Answer:
[tex]f(x)=(x-3)(x^2+4x+8)[/tex]
Step-by-step explanation:
A polynomial function is given by the form:
[tex]f(x)=a(x-p)(x-q)...[/tex]
Where a is the leading coefficient, and p and q are the roots (more can be added if necessary).
Our zeros are 3 and (-2 + 2i).
And our leading coefficient a = 1.
Furthermore, by the Complex Root Theorem, if (-2 + 2i) is a zero, then (-2 - 2i) must also be a zero.
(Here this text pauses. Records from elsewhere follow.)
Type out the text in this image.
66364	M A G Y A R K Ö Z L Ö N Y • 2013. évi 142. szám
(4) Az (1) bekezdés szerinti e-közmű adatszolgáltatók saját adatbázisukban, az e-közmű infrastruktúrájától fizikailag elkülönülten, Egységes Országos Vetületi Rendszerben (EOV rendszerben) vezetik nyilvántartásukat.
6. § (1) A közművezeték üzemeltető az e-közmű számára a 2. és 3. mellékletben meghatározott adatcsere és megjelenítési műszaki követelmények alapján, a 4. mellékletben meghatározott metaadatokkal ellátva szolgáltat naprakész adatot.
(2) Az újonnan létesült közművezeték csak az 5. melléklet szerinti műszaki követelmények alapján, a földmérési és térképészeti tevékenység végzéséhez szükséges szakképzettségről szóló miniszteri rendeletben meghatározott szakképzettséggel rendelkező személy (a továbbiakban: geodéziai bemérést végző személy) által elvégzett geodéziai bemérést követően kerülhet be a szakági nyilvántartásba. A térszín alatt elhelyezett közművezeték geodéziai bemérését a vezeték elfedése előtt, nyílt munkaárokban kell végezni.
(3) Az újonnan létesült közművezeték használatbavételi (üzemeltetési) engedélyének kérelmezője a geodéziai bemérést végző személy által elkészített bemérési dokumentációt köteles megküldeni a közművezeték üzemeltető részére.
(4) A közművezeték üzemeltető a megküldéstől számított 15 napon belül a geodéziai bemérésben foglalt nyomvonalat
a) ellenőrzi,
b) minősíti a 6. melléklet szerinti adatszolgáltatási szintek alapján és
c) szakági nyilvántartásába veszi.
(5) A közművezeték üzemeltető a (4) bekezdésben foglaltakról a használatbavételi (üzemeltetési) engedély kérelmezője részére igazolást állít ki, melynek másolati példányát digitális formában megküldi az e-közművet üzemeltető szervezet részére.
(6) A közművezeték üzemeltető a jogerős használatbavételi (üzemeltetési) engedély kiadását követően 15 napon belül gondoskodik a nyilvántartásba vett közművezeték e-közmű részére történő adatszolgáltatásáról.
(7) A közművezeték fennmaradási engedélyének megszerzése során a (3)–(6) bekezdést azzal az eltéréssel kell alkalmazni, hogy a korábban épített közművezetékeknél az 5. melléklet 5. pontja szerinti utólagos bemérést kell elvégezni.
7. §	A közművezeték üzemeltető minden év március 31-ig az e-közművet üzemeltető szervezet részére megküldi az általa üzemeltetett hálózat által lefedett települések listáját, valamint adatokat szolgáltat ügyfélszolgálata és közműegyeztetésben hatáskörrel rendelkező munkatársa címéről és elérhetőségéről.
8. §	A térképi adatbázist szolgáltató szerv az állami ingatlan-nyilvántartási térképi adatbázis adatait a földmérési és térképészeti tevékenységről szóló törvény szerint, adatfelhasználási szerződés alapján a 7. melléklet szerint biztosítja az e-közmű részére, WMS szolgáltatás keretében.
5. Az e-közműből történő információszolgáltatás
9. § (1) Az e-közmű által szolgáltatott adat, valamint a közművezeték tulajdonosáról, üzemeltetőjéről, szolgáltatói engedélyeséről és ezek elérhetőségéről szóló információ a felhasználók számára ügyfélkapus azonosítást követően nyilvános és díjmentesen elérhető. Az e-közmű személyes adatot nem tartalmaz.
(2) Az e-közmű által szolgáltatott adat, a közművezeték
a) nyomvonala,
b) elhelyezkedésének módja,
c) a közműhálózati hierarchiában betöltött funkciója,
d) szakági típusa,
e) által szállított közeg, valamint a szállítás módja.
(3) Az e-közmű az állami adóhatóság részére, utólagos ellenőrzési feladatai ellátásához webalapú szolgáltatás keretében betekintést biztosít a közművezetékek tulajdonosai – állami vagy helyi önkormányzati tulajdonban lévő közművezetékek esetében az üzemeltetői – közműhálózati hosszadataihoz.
So, by substitution, we acquire:
[tex]f(x)=1(x-(3))(x-(-2+2i))(x-(-2-2i))[/tex]
Simplify:
[tex]f(x)=(x-3)(x+2-2i)(x+2+2i)[/tex]
Expand the second and third factors:
[tex]\begin{aligned} &=(x+2-2i)x+(x+2-2i)(2)+(x+2-2i)(2i)\\&= (x^2+2x-2ix)+(2x+4-4i)+(2ix+4i-4i^2)\\&=(x^2)+(2x+2x)+(-2ix+2ix)+(-4i+4i)+(4-4i^2)\\&=x^2+4x+(4+4)\\&=x^2+4x+8 \end{aligned}[/tex]
Therefore, our polynomial function of least degree and the given zeros will be:
[tex]f(x)=(x-3)(x^2+4x+8)[/tex]